King Balak knows a greedy man when he sees one. He's not concerned by Balaam's statement that he can only say what the Lord tells him to say. Balak believes if the price is right Balaam will say anything. Speaking no more of business right now, Balak treats Balaam to a feast. These two men and the various officials with them party hardy during the night to celebrate what Balak thinks is going to happen on the following day. "Then Balaam went with Balak to Kiriath Huzoth. Balak sacrificed cattle and sheep, and gave some to Balaam and the officials who were with him. The next morning Balak took Balaam up to Bamoth Baal, and from there he could see the outskirts of the Israelite camp." (Numbers 22:39-41)
Balaam, prophet of God, is eating and drinking at a pagan party. Balak takes him to what is known as a "high place" in the Bible---a place where an altar has been built in honor of a god. King Balak doesn't serve the God of Israel and this high place wasn't built in honor of God. It was built in honor of a false deity. Balak sacrifices cattle and sheep to one of his gods and Balaam doesn't refuse to attend this idolatrous ceremony or to eat food that was offered to idols.

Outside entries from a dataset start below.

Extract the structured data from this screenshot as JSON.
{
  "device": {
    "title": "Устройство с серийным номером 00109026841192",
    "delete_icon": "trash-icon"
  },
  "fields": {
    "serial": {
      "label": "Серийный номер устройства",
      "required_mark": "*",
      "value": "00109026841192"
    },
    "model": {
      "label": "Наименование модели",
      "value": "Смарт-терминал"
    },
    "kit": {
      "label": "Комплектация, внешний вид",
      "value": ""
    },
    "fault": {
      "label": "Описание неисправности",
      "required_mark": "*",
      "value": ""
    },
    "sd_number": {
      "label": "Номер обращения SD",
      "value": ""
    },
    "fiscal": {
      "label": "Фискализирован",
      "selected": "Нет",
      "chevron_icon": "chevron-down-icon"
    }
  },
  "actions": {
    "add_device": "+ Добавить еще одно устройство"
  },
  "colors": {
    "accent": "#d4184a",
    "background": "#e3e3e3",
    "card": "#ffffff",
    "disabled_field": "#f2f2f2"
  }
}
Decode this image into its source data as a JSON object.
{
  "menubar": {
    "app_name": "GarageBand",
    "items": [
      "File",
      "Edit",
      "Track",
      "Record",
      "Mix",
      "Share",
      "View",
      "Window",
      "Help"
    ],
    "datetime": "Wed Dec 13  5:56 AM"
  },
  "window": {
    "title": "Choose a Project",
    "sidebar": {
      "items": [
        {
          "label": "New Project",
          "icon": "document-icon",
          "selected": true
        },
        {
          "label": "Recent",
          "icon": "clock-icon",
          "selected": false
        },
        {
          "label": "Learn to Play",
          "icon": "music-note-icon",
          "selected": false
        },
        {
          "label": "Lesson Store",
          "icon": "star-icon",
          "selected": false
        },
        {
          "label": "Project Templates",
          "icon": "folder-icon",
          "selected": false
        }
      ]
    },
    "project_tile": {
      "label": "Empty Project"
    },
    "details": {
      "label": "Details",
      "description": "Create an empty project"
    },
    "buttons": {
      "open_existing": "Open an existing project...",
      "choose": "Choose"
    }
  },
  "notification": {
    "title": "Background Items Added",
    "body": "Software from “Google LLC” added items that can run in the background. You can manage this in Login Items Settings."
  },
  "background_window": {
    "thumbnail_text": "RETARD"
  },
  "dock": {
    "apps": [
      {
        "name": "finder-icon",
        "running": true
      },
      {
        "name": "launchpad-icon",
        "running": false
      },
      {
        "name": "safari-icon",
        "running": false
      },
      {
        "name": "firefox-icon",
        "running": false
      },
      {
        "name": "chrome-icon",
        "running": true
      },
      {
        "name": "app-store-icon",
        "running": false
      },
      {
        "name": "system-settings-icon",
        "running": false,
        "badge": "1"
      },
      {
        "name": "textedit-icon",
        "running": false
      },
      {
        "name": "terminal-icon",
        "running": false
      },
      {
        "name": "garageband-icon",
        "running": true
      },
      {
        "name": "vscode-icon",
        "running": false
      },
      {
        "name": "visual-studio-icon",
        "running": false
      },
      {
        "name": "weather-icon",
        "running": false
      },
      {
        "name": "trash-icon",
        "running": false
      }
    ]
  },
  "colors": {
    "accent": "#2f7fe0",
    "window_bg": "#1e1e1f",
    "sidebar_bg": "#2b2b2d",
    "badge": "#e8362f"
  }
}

No wonder King Balak thinks he has the prophet in his pocket! No wonder the king isn't concerned that Balaam might not say what he wants him to say against Israel. It's clear to him that the prophet has sold out, so I'm not at all surprised that Balak completely ignores what Balaam says about having to obey the Lord. Balaam has lost his ability to be an effective witness for the Lord. His testimony about the Lord means nothing to Balak. This is what happens when a believer lives like an unbeliever. This is why we have to be so careful where we go and what we do and what we say. If we look and talk and behave like unbelievers, our testimony loses its power. We can't lead anyone to the Lord if we're living like we don't know Him ourselves.